Blogger: Bob Korver, owner, Mortgage Choice
Data from Mortgage Choice shows more than 75 per cent of investors who purchased property within the last two years bought an existing dwelling.
Of those who purchased an existing dwelling, the majority said the property was more than 10 years old and required some form of renovation or maintenance to get it “tenant ready”.
There are many benefits associated with renovating an investment property. In the first instance, simple cosmetic changes to a property can not only help it to appeal to more tenants, but it can also help improve the overall value of the property and the amount of rent an investor can comfortably charge.
But while there are benefits associated with renovating an investment property, renovation – even simple cosmetic changes to a property – doesn’t come cheap.
That said, if you are considering renovating your investment property, there are a few easy steps you can take to help reduce the financial strain associated with property renovation.
Step 1: Create a solid plan beforehand
Knowing exactly what changes you want to make to the property before you get started can reduce the chances of your renovation going off course and off budget. Ask yourself: what changes are necessary, what changes are nice to have and what can be done further down the track? The last thing you want to do is start renovating and then realise half-way through that you actually want something completely different.
Step 2: Get your finances right
Before you start calling builders or drawing up plans, you will need to determine how you are going to afford your renovation. Will you fund it out of your savings, pay for it via credit card, take out a personal loan or potentially refinance your owner-occupied mortgage? Whatever you decide, it is important to know at the beginning how the whole funding process will work.
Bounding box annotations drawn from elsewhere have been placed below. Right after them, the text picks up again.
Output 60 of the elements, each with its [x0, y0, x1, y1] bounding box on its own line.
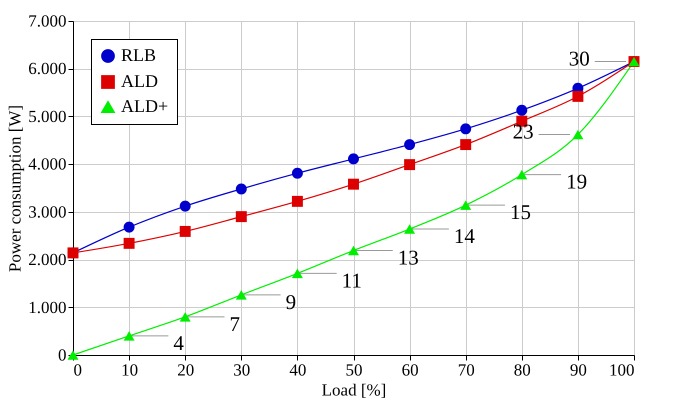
- point: [516, 104, 528, 116]
- point: [180, 200, 191, 212]
- point: [124, 331, 135, 341]
- x-tick-label: 10: [121, 360, 138, 380]
- annotation: 14: [454, 224, 476, 248]
- point: [68, 350, 78, 360]
- point: [404, 139, 416, 150]
- point: [404, 224, 416, 234]
- point: [236, 290, 247, 300]
- point: [404, 159, 416, 170]
- legend-label: ALD+: [121, 96, 168, 116]
- annotation: 4: [173, 330, 184, 355]
- annotation: 30: [568, 46, 590, 71]
- annotation: 15: [510, 200, 531, 224]
- y-tick-label: 2.000: [28, 250, 66, 270]
- annotation: 23: [512, 120, 534, 144]
- point: [292, 196, 303, 207]
- point: [124, 222, 135, 233]
- point: [572, 90, 584, 102]
- point: [292, 168, 303, 179]
- point: [348, 153, 359, 164]
- point: [348, 178, 359, 190]
- legend-label: RLB: [121, 45, 156, 65]
- point: [236, 211, 247, 222]
- y-tick-label: 0: [58, 346, 66, 364]
- point: [348, 246, 359, 256]
- point: [516, 170, 528, 180]
- y-tick-label: 4.000: [28, 154, 66, 174]
- x-tick-label: 90: [570, 360, 587, 380]
- x-tick-label: 70: [458, 360, 475, 380]
- point: [124, 238, 135, 249]
- y-tick-label: 3.000: [28, 202, 66, 222]
- x-tick-label: 40: [289, 360, 306, 380]
- x-axis-title: Load [%]: [322, 380, 386, 400]
- x-tick-label: 60: [402, 360, 419, 380]
- legend-label: ALD: [121, 71, 158, 91]
- y-tick-label: 6.000: [28, 59, 66, 78]
- annotation: 7: [229, 312, 240, 336]
- x-tick-label: 100: [609, 360, 634, 380]
- annotation: 13: [398, 246, 419, 270]
- annotation: 9: [286, 290, 296, 314]
- point: [180, 226, 191, 237]
- point: [460, 139, 472, 150]
- annotation: 11: [342, 268, 362, 292]
- y-tick-label: 7.000: [28, 12, 66, 30]
- point: [292, 268, 303, 278]
- point: [460, 123, 472, 134]
- point: [236, 183, 247, 194]
- x-tick-label: 0: [74, 360, 82, 380]
- y-tick-label: 5.000: [28, 106, 66, 126]
- point: [460, 200, 472, 210]
- x-tick-label: 20: [177, 360, 194, 380]
- x-tick-label: 50: [346, 360, 362, 380]
- annotation: 19: [566, 170, 588, 194]
- y-axis-title: Power consumption [W]: [5, 104, 24, 272]
- y-tick-label: 1.000: [28, 298, 66, 317]
- point: [572, 130, 584, 140]
- x-tick-label: 80: [514, 360, 531, 380]
- x-tick-label: 30: [233, 360, 250, 380]
- point: [180, 312, 191, 322]
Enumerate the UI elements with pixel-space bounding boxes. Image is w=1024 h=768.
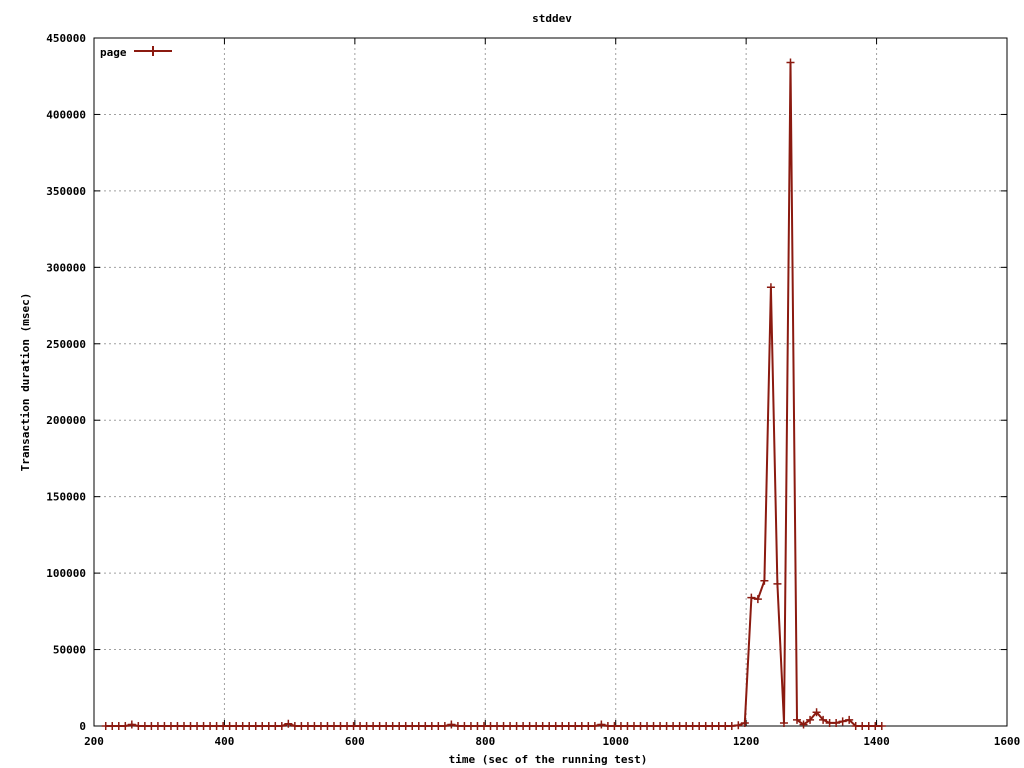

Step 3: Be wary of over-capitalising
It’s a good idea to get an independent valuation of your property before you get started. You want to avoid spending more on your renovation than it will add in terms of value to your property. Having a valuation done at the start can help you get a realistic idea of what you can and should spend for the maximum return. Also, it is important to see what the average rental price is for similar properties in the area. If the renovations aren’t going to allow you to boost your rent, you may have to ask yourself whether or not it is worth the hassle.
Step 4: Create a budget
A budget is essential for any renovation. Once you know how much you can afford, think about all the costs involved and work out how much you want to spend. Without a budget, costs can quickly spiral out of control, leading to added stress and frustration. Remember to build a contingency into your budget to cover unexpected expenses and delays.
Step 5: Cut your living costs
This last step is pretty self-explanatory. Renovating a property can be a costly experience, so have a think about your current lifestyle and see if there are areas where you can cut back and cut costs. The less you spend each day, the more cash you will have to pay for the renovations.
At the end of the day, renovating can add significant value to your investment property, but it is important to do your due diligence and make sure it is the right financial move for you before getting started.